Même si l’on constate un relatif déséquilibre des différentes occurrences dont certaines sont moins fréquentes que d’autres, leur répartition au fil des chroniques est constante. Elle reflète en cela « la position intransigeante » du journal de se constituer en vitrine des points des points de vue et de se draper ainsi des apparats de l’objectivité.

2. Analyse des extraits

2.1. La négation comme procédé sémantique

La négation est un phénomène syntaxique (constructif) ou sémantique qui révèle des différences d’arrangement sémantique et grammatical. Ces différences renvoient à la description négative suggérée par la théorie polyphonique du « ne… pas ». En fait, le sens et la structure grammaticale de la phrase ou de la composante négative sont tous des éléments pertinents de l’interprétation de la fonction de négation dans l’énoncé journalistique dont la portée dépend de propriétés et de règles sémantiques et grammaticales. Ces éléments sont représentés par des expressions numériques et des lexiques sur une échelle de termes opposés et de verbes au subjonctif qui représentent deux phénomènes affectant la polyphonie dans le discours nié.

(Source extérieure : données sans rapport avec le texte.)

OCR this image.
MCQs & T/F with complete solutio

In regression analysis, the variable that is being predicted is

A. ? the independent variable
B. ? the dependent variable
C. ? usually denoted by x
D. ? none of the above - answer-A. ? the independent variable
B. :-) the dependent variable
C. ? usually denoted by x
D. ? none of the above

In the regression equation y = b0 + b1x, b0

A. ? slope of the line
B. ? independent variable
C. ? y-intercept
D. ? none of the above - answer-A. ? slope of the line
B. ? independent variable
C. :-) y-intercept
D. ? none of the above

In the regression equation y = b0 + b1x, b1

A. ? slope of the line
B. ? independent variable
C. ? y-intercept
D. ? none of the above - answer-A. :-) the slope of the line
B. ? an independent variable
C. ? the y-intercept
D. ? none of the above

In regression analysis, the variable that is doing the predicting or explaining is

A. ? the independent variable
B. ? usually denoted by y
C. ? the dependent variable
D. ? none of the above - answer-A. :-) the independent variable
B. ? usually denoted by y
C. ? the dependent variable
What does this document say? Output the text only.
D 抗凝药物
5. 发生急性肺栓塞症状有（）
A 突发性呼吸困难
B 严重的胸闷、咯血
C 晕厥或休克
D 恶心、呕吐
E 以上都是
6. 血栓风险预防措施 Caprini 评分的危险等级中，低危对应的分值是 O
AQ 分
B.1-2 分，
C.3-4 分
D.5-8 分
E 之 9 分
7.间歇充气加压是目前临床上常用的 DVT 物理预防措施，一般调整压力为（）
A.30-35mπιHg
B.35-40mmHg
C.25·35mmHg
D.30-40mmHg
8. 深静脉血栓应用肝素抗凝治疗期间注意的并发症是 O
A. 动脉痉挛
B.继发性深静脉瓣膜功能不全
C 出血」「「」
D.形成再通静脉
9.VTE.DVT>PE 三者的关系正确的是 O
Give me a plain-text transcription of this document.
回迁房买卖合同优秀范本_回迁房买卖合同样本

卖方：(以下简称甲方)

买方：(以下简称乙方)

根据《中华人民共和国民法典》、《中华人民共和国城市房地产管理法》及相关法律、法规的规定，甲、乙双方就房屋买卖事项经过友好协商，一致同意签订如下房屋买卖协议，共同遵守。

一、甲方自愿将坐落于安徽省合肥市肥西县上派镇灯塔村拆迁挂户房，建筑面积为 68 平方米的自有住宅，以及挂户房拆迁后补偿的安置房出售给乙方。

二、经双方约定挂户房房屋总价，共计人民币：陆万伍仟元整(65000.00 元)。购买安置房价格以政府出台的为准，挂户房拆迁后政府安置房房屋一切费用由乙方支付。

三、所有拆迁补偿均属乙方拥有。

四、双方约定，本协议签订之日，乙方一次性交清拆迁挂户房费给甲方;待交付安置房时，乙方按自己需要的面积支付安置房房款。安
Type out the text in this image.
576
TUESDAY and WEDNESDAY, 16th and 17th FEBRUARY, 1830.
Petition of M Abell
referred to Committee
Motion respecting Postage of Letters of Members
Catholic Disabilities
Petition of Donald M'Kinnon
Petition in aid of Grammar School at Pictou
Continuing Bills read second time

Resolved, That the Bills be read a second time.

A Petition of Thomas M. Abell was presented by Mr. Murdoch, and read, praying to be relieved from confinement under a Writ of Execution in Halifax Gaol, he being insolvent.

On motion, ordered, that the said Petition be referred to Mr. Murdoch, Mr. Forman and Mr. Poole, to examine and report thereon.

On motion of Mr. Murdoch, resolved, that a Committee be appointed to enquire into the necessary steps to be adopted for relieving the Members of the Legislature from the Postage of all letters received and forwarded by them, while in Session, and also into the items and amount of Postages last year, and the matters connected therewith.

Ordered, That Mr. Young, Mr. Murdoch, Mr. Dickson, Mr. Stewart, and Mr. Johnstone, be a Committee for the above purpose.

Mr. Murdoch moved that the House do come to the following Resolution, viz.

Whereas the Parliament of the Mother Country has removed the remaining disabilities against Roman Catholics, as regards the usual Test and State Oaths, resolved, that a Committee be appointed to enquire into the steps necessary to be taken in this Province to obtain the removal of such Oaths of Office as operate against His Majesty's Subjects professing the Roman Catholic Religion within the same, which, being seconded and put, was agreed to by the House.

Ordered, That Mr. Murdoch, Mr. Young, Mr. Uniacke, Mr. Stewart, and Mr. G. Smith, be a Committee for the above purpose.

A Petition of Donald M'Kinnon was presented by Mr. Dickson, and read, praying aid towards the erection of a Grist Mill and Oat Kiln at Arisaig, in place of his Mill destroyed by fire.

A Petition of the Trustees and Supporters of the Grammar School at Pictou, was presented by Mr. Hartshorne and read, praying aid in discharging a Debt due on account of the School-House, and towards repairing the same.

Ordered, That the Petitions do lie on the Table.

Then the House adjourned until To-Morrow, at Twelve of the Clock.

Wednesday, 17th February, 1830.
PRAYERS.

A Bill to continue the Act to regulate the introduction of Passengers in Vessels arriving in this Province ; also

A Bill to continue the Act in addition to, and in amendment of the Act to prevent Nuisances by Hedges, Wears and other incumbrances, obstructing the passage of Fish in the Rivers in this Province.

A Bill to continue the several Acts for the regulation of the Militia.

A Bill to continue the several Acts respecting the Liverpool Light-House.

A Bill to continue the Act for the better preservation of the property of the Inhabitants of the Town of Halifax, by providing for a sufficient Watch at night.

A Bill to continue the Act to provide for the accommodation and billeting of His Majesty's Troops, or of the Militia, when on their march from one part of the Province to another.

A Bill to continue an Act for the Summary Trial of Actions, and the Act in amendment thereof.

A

En procédant à l’analyse de contenu prenant en charge le dictum et le modus2 (Bally 1965), il a été aisé de constater à la suite d’Anscombre et de Ducrot que la négation polémique met en scène deux points de vue au niveau de la signification. Dans ces chroniques, les auteurs usent de la négation surtout pour créer une polémique telle que le montrent les extraits suivants :

Les extraits ci-dessous sont tirés des chroniques « Angoisse au pluriel »

Extrait n° 1 :

« Les dégâts sont là, aujourd’hui, pour attester de sa nocivité meurtrière. Et le cauchemar continue puisque, à ce jour, les parades les plus pointues mises à exécution dans différents pays n’ont pas réussi à endiguer cette incroyable offensive virale. Bien sûr qu’il y a le confinement (partiel ou intégral) pour limiter la casse et, d’après les professionnels de la santé, qui reste pour le moment la seule et unique arme de défense pour se préserver, mais cette solution qui doit s’appliquer massivement — sinon elle serait vaine — ne va pas sans générer d’autres problèmes aussi complexes à résoudre parce que dépendant de considérations sociétales somme toute vitales. Rester chez soi est en effet facile à dire, mais le faire sans traumatisme psychologique, c’est une autre paire de manches même si on n’a pas le choix d’agir autrement. »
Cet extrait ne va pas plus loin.